The point cut is believed to be the very first diamond cut and dates back to the 1300s. It was a very basic procedure and was more a form of polishing the diamond than actual cutting. In any case, it set the foundation for subsequent diamond cuts.
Let’s take a look at the history of the point cut and why it was important.
What is the Point Cut?
Diamonds are the hardest known natural substance and for a long time, the idea of cutting a diamond was almost impossible. Prior to the point cut, diamonds were simply used in their natural state because there was no technology at the time to polish or cut a diamond. Because diamond rough is octahedral in appearance, this natural shape was used as is.
The point cut
In the early 1300s, the first step in the long history of diamond cutting was taken, when the process of polishing diamonds began. This first form of diamond ‘cut’ involved polishing the diamond rough to remove blemishes and to create smooth facets. Poorly formed diamond rough could also be shaped into the octahedral shape that was in demand. These diamonds are known now as the point cut even though it wasn’t really a cut.
The table cut was created around a 100 years after the point cut by slicing off the top of the diamond to create a large, flat table top.
By the 15th century, the point cut was superseded by other more advanced cuts, including the table cut and the single cut. Over time, point cuts fell out of favor as more advanced cuts came along. Today finding a point cut from the past is very rare, as most of these cuts were refashioned into more advanced shapes.
How Was the Point Cut Used in Jewelry?
Point cut diamonds were typically mounted into ring settings, with the point reaching upwards in a pyramidal shape. Here’s an example of an antique 16th century gold ring with a point cut diamond. At this time, diamonds were extremely rare and only the upper classes could afford them. It was a gemstone for royalty and the nobility.
Almost all diamonds at this time came from India, where they were highly valued for their supposed metaphysical powers.

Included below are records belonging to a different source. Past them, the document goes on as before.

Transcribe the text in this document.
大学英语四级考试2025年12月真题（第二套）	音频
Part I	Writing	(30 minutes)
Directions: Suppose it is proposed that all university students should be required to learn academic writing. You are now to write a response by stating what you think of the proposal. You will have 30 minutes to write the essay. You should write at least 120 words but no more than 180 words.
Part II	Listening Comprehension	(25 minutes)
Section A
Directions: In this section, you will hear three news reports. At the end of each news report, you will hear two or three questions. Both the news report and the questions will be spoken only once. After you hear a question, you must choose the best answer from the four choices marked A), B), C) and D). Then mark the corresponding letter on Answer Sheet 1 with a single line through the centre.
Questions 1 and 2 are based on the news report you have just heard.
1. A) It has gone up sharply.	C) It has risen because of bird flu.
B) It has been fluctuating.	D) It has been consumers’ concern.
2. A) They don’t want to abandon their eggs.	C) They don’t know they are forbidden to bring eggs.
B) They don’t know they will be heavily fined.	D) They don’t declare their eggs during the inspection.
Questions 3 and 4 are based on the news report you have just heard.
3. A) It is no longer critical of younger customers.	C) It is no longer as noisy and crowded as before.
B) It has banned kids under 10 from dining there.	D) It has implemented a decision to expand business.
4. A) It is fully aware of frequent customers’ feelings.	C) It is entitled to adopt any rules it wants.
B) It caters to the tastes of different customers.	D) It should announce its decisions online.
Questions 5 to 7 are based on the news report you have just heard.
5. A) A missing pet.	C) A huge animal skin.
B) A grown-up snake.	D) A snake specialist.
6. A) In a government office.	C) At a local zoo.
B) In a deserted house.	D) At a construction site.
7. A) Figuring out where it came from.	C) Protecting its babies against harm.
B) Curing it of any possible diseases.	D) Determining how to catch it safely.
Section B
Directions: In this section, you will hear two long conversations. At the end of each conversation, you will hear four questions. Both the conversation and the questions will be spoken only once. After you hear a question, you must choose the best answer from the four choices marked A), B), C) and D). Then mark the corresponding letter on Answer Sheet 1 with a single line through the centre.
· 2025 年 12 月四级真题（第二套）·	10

Diamonds were prized for their durability and hardness, rather than for their brilliance and sparkle as they are today. It was only in the early 18th century when diamond deposits were found in Brazil that the gemstone became more accessible.
Point Cuts Today
Point cuts today are almost non-existent, in that hardly anyone fashions diamonds into this shape anymore. It’s easy to see why.
First, point cuts don’t enhance the beauty or sparkle of the diamond, simply looking like a lump of glass. With today’s advanced technology, diamonds can be faceted into complex arrangements that bring out the inner sparkle of the stone.
Second, while a point cut utilizes the entire diamond, today a single diamond rough is typically cut into two or more pieces and shaped into stones. While a round diamond often results in a lot of wastage of the rough stone, often two square shaped diamond cuts can be fashioned from a single rough. This is also why round diamonds are so expensive and square ones are more affordable, all else being equal, of course.
Third, there aren’t many designs with which point cut diamonds are compatible. Apart from certain ring styles, in drop earrings or pendants, point cut diamonds would be very restrictive.
And lastly, the only reason anyone would want a point cut diamond today is to evoke the past and to wear a truly vintage style of diamond. Apart from that, there’s really not much reason to wear point cut diamonds.
At the time of this writing, there were no point cut diamonds or jewelry available online, apart from one being sold as a valuable antique. This means that this is a cut that’s been relegated to the past. Unless there’s a revival of sorts, the point cut will remain simply a charming stage in the history of diamond cutting.